Schacht Konrad frühestens 2024 fertig – Einlagerungsgenehmigung für Abfall in Ahaus jedoch nur bis 2020!

Schwach- und mittelradioaktiver Atommüll aus dem Rückbau deutscher Atomkraftwerke wird bereits regelmäßig u.a. aus der Atommüllkonditionierungsanlage Duisburg per LKW nach Ahaus gefahren, um dort zwischengelagert zu werden. Was aber ist mit dem Müll geplant und wo soll der Müll nach einer Zwischenlagerung in Ahaus hin?

Geht es nach dem Willen der Atomindustrie, soll der Müll bis spätestens 2021 2020 in Ahaus lagern. Das heißt: Sind die Container, welche momentan eingelagert werden, bis 2021 2020 aus Ahaus nicht wieder entfernt, lagert der Müll dort illegal. Ein rechtsfreier Zustand droht, ähnlich wie bei den Jülich-Castoren.

Und der ist bereits jetzt nicht mehr auszuschließen: Denn nach der „Zwischen“lagerung in Ahaus, so lautet der Plan, soll der Müll in Schacht Konrad eingelagert werden. Dass Schacht Konrad genau wie die Asse oder Gorleben ungeeignet sind, steht für uns außer Frage. Jedoch beginnen bereits zwei Jahre nach den ersten Einlagerungen von schwach- und mittelradioaktiven Abfällen die ersten großen Probleme…

Hieß es zu Beginn der Einlagerungsgenehmigung noch, Schacht Konrad würde 2014 in Betrieb gehen, lief es später auf ein zaghaftes 2019 hinaus. Immer noch früh genug also, um den Müll aus Ahaus rauszubekommen.

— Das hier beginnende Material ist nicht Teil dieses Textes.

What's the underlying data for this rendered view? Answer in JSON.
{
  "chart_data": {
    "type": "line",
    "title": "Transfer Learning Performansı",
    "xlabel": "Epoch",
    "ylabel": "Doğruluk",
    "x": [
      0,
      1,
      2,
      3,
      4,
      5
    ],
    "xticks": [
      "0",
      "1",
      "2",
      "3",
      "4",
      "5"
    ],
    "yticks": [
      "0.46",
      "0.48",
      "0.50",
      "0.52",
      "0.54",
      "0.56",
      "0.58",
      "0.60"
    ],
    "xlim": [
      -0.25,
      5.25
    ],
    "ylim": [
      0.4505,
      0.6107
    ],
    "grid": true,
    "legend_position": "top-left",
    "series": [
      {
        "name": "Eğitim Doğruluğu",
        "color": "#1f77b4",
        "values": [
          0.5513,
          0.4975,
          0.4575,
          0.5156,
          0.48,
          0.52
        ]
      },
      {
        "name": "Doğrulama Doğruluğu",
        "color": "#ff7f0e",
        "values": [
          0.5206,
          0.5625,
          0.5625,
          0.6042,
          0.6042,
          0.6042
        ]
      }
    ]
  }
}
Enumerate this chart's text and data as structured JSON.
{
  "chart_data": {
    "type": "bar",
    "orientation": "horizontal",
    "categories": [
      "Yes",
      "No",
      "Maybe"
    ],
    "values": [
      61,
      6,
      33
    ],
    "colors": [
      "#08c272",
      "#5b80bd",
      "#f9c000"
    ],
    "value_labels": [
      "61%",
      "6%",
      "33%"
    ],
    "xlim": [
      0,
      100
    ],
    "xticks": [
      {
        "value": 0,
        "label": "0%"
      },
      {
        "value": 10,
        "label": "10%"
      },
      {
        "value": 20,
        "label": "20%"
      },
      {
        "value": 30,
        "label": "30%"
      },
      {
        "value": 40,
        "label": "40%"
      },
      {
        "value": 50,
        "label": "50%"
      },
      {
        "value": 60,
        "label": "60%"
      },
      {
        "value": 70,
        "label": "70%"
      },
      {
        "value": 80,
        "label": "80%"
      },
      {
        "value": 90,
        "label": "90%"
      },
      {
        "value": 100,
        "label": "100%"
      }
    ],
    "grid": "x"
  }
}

Nun lässt aber der niedersächsische Umweltminister Birkner in der Salzgitter-Zeitung verkünden, dass Schacht Konrad erst 2024/25 in Betrieb gehen kann. Was mit dem Ahauser Atommüll passieren soll, der ja wie oben beschrieben bis 2021 2020 aus Ahaus raus muss, muss die Gesellschaft für Nuklearservice (GNS) als Betreiber des Zwischenlagers sowie die Atomaufsicht in NRW als Aufsichtsbehörde beantworten.

Die Atomkonzerne schaffen es somit nicht einmal, rechtzeitig ihre eigenen Minimal-Kriterien zur Entsorgung von Atommüll einzuhalten. Für das Zwischenlager Ahaus kann das nur eins bedeuten:

  • Sofortiger Einlagerungsstopp von schwach- und mittelradioaktivem Abfall in Ahaus
  • Keine Verlängerung der Einlagerungsgenehmigung!
  • Klärung, was mit dem bereits eingelagerten Atommüll passieren soll!
  • Sofortige Stilllegung aller Atomanlagen um weiteren Atommüll zu verhindern!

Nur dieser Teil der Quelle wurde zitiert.